Over the past 30 years, we have witnessed a tremendous resurgence of entrepreneurial activity around the world.
One indication of that was the launching of the inaugural National Entrepreneurship Week in the U.S., which in turn spawned the initiation of Global Entrepreneurship Week, held during the third week of November for the past three years.
Global Entrepreneurship Week engaged more than 65 nations of the world that have embraced the notion that entrepreneurs may be described as aggressive catalysts for change in the world of business ventures, individuals who recognize opportunities where others see chaos, contradiction or even confusion.
Many of these global economies have been revitalized because of the efforts of entrepreneurs, and I for one am happy to report how the world has increasingly turned to free enterprise as a model for economic development.
Recently, I wrote in this column about the entrepreneurial idea and how the search and investigation of it may begin a personal transformation of the entrepreneur behind it.
Of course, transforming the idea into an opportunity becomes a critical element in the entrepreneurial process itself, but it’s not the singular element of success.
This week, as the calendar brings us well into 2012, I want to offer you my thoughts about what the world of entrepreneurial pursuit presents to our society.
Wouldn’t you love to have a bag of dollars fall into your lap to launch your first entrepreneurial venture? Me too. With a great analyzed idea and a phenomenal business plan, you can convince yourself to feel entitled to receive the funding you’re requiring to move to the next step.

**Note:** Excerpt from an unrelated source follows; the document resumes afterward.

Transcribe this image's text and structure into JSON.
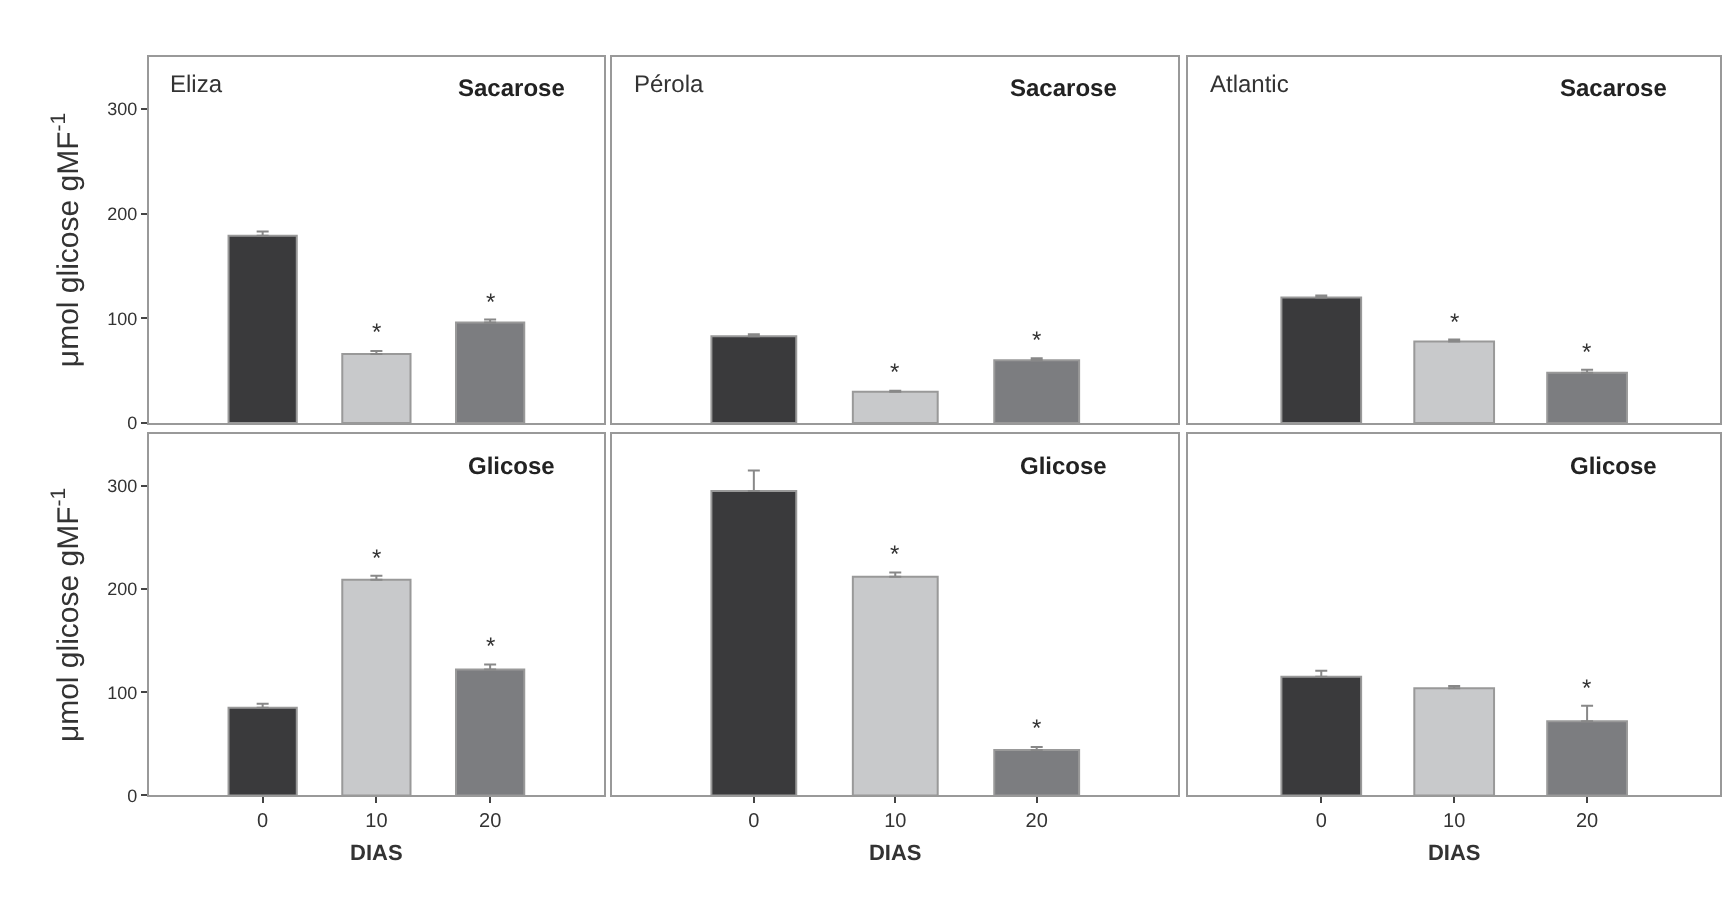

But then reality sets in. For most entrepreneurs, first comes proving a new venture concept will work before first before anyone will put up the bundle of cash you need to join the ranks of the rich and famous.
For years, I have heard the treatise that poor management is most frequently the reason businesses fail. If that’s so, let me be clear—inadequate or ill-timed financing is a close second.
Hence, when exploring your funding options, there are a few factors to think about:
• Are your needs short or long-term? How quickly will you be able to repay a loan or return on someone’s investment in your idea?
• Is the money you seek for operating or capital expenditures that may become assets, such as equipment or real estate?
• Do you need the money now or in smaller portions over a defined time period?
• Are you willing to assume all the risk if your company doesn’t succeed and do you understand related implications, or do you want someone to share the risk with you?
Providing yourself answers to these questions will help you prioritize your funding options.
There are two types of financing available for your entrepreneurial idea/venture launch.
One is debt financing where you borrow money and agree to pay it back in a predetermined time-frame at a set interest rate. You owe the money whether your venture succeeds or not.
The other is equity financing where you sell partial ownership in your venture in exchange for cash. The investor assumes all or most of the risk, so if the venture idea fails, they lose their money.
But, if your venture succeeds, then the investors typically make much greater return on their investment than prevailing interest rates.
But those aren’t the only options that should be considered. Others include:
• friends and family
• credit cards
• bank loans
• leasing
• angel investors
• private lending
The key preparation step in all this is to put together a great business plan, talk to a financial adviser or entrepreneurial coach, and just start asking for financial support.
Someone will eventually say, “ Yes.”
Joel Young is the founder of the Okanagan Valley Entrepreneurs Society.